Кауфман, несмотря на свою молодость в 1868 году, уже был студентом Бреславльской семинарии. Пусть другой студент того же учебного заведения расскажет нам о впечатлении, которое произвели там «Семейные бумаги». Д-р Ф. де Сола Мендес пишет, что «он еще учился в Бреславльской теологической семинарии, когда книга была впервые представлена его вниманию сокурсником, одним из ее самых восторженных поклонников. Большое количество экземпляров было немедленно приобретено и прочитано с жадностью нашими товарищами. Невозможно описать аплодисменты, которые вызвала книга; никогда мы не читали столь яркого и столь мощного оправдания чистого иудаизма. Мы радовались, что страна, породившая Эйзенменгера, Вагензейля, Схудта, Пфефферкорна et hoc genus omne, произвела в наши дни столь триумфального Защитника Веры. Наш почтенный директор, д-р Франкель, был так же восторжен в ее похвале, как и любой из его молодых учеников». Автор только что процитированных строк решил перевести книгу на английский язык. «Работа по переводу была начата и велась в свободные промежутки времени в течение следующих нескольких лет. В январе 1874 года совместно с г-ном А. Герцбергом, тогда жившим в Лондоне, братом автора, в Англии был выпущен проспект, предлагающий публикацию работы по подписке. Проект был сердечно одобрен Главным раввином и д-ром Г. Адлером, последний из которых любезно внес ценные предложения относительно пропусков и изменений, уместных в версии, предназначенной для обычных английских читателей». Задаешься вопросом, что бы сказал автор на такие «пропуски и изменения». Но дело не было подхвачено англо-еврейской публикой, и д-р Мендес в конечном итоге выпустил свой отличный перевод в Нью-Йорке (1875) под эгидой того Американского еврейского издательского общества, которое предшествовало нынешней организации, носящей то же название.
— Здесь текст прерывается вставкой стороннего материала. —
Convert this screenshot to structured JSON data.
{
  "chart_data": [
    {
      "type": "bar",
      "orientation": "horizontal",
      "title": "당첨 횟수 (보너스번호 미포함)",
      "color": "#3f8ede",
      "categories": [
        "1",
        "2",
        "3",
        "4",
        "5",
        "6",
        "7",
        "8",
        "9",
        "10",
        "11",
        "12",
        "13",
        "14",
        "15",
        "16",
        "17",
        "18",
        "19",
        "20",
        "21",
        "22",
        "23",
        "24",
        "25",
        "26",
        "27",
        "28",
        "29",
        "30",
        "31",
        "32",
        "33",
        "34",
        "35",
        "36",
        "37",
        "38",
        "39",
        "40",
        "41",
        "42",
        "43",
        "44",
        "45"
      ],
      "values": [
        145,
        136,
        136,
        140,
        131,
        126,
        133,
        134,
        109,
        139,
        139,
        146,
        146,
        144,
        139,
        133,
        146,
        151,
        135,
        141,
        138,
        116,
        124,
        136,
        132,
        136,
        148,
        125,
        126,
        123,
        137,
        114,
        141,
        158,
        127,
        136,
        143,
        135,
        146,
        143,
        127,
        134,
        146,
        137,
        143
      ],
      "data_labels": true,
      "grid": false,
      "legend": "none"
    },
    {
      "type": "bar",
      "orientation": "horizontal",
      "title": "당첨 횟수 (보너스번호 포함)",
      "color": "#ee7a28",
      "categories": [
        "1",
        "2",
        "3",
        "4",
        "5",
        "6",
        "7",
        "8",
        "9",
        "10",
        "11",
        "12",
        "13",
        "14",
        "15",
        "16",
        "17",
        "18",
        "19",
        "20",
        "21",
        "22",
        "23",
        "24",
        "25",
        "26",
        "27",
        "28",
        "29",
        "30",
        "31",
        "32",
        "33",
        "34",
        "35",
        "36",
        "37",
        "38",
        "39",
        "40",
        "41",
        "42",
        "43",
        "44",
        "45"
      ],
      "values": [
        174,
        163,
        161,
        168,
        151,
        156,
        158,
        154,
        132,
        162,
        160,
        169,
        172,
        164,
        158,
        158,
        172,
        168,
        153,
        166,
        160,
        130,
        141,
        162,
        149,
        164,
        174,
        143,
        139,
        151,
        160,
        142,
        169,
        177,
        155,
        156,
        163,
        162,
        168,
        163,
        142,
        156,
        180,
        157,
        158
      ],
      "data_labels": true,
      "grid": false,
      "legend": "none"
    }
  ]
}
Должно быть, есть большое значение в работе, которая время от времени вызывала столько чувств. Мальчиком я читал ее со смешанным чувством восторга и смятения. Даже тогда, бессознательно, у меня, должно быть, было предчувствие ее внутреннего смысла. Я обещал выше подытожить ее значение в одном предложении, и я могу это сделать. Герцберг стоит в одном ряду с Ахад ха-Амом. Первый не придает сионистского поворота своему изложению, и он не говорит о еврейской культуре. Но он практически на той же позиции. Цивилизация для еврея должна быть выражена в еврейских терминах. Это настоящий моральный урок работы Герцберга. Сейчас, как и в старину, я встречаю такой идеал с восторгом, но также и со смятением. Он возвращает нам многое, что мы рисковали потерять, но он имеет тенденцию отнимать у нас многое из того, что мы приобрели.

«ИУДА МАККАВЕЙ» ЛОНГФЕЛЛО

Всякий раз, когда мелодия Генделя достигает чьих-то ушей, невозможно не заметить музыкальную красоту хора:

Смотрите, идет герой-победитель, звучат трубы, бьют барабаны.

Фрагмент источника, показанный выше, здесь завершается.